R-B : Avoir une maladie mentale ou psychique, quelle que soit la période, n’est pas une fatalité. La clé est de demander de l’aide suffisamment tôt pour éviter que toute souffrance devienne une maladie mentale avérée. Par contre, les tabous restent très forts. Exprimer nos émotions n’est pas facile. Les êtres humains sont des « éponges à émotion ». Verbaliser ses émotions fait gagner en humanité et en efficacité.
Le problème est que notre système de santé en psychiatrie n’est pas à la hauteur. Depuis 15 ans, les rapports se succèdent et sont toujours plus alarmants. Des mesures ont été prises. Mais la psychiatrie reste mal dotée en France. Elle est au bord de l’implosion. L’impact de la crise sanitaire est réel et impacte tout le monde, aussi bien les jeunes, les seniors que les personnes précaires. La crise a révélé des fragilités psychiques méconnues et a même convoqué des ruptures affectives, voire des vulnérabilités sociales.
Cette crise doit être une opportunité pour réfléchir et dégager des pistes concrètes dans notre système de santé. Il faut coordonner l’articulation entre psychiatrie, soin et santé mentale sur une meilleure lisibilité des parcours de soin avec le médico-social dans un cadre territorial, favoriser l’accessibilité à des soins de proximité en réduisant les inégalités, valoriser la prévention et le repérage précoce et installer des moyens pérennes pour la recherche et l’innovation dans le domaine de la psychiatrie et de la santé mentale.
Nous faisons face à un tsunami de nouveaux patients âgés de 15 à 25 ans. Il faut mettre un terme à cette idée que la jeunesse est la plus belle période de la vie. Ce n’est pas vrai. Aujourd’hui, un adolescent sur quatre est en situation de souffrance psychique. Or les troubles mentaux apparaissent, pour 80% d’entre eux, avant l’âge de 25 ans. Il y a urgence.
« Nous faisons face à un tsunami de nouveaux patients âgés de 15 à 25 ans » Rachel Bocher
Les grandes villes s’engagent et innovent sur cette question depuis plusieurs années.
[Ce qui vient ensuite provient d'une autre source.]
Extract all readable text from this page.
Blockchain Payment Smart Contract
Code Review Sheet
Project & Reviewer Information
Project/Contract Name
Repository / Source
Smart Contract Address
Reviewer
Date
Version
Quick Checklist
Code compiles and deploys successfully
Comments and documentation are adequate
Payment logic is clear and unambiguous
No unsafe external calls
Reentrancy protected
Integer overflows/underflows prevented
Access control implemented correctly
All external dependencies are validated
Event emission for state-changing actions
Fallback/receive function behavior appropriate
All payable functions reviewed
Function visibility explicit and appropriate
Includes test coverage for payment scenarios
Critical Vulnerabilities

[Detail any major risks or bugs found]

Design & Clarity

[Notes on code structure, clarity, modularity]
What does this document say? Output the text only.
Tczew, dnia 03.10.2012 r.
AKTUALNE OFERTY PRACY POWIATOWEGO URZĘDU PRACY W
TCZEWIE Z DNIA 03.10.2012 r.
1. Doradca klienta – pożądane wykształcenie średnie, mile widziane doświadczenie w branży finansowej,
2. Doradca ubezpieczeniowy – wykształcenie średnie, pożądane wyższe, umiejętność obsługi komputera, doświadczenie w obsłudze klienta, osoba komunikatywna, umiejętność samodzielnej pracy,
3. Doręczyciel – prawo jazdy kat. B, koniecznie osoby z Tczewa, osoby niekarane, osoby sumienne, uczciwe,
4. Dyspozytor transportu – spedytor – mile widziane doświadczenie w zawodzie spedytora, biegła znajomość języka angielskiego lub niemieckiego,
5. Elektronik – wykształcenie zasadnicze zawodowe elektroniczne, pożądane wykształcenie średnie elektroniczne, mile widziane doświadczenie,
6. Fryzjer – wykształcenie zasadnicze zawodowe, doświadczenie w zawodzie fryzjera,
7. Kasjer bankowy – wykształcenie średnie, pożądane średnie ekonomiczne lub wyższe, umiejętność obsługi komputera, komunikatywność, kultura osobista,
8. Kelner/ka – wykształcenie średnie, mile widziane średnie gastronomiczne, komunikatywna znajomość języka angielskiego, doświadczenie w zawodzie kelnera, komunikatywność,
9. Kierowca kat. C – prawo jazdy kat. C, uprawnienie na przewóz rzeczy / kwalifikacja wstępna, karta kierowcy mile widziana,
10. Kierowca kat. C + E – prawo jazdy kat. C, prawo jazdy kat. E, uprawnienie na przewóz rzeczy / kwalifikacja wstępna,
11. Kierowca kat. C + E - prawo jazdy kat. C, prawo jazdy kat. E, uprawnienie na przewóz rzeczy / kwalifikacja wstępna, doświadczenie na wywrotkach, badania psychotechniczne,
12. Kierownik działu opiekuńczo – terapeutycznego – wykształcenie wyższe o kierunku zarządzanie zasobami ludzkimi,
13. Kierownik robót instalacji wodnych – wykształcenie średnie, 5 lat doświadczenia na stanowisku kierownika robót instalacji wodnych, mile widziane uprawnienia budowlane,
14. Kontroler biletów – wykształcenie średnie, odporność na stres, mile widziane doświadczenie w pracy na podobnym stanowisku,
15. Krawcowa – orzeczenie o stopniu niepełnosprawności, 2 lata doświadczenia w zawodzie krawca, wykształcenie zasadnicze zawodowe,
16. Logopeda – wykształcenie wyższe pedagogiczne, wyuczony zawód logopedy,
Quelles initiatives concrètes vous semblent pertinentes ?
R-B : Les collectivités, principalement les villes, sont en première ligne et s’engagent de plus en plus. Je m’en réjouis. Leur rôle est central pour changer la représentation des maladies mentales et de la santé mentale auprès des citoyens, notamment par des campagnes de communication. Elles sont également indispensables pour réduire les inégalités de santé, par le logement, l’éducation ou la cohésion sociale. Il faut passer d’une culture de soin à une culture de prévention en détectant dès le plus jeune âge les signes avant-coureurs et en responsabilisant les acteurs. Les villes mettent en place des lieux d’accueil et d’écoute, comme les Maisons des adolescents, et agissent par des politiques d’action coordonnée et inédites, notamment avec les acteurs du soin, du sport ou de la culture. L’enjeu est aussi de garantir les droits fondamentaux des personnes soignées en psychiatrie. Les élus locaux doivent favoriser la cohésion sociale et revitaliser le dialogue citoyen sur ce sujet. J’appelle les villes à soutenir le Consensus de Copenhague, qui cherche à établir les priorités pour faire avancer le bien-être de l'humanité.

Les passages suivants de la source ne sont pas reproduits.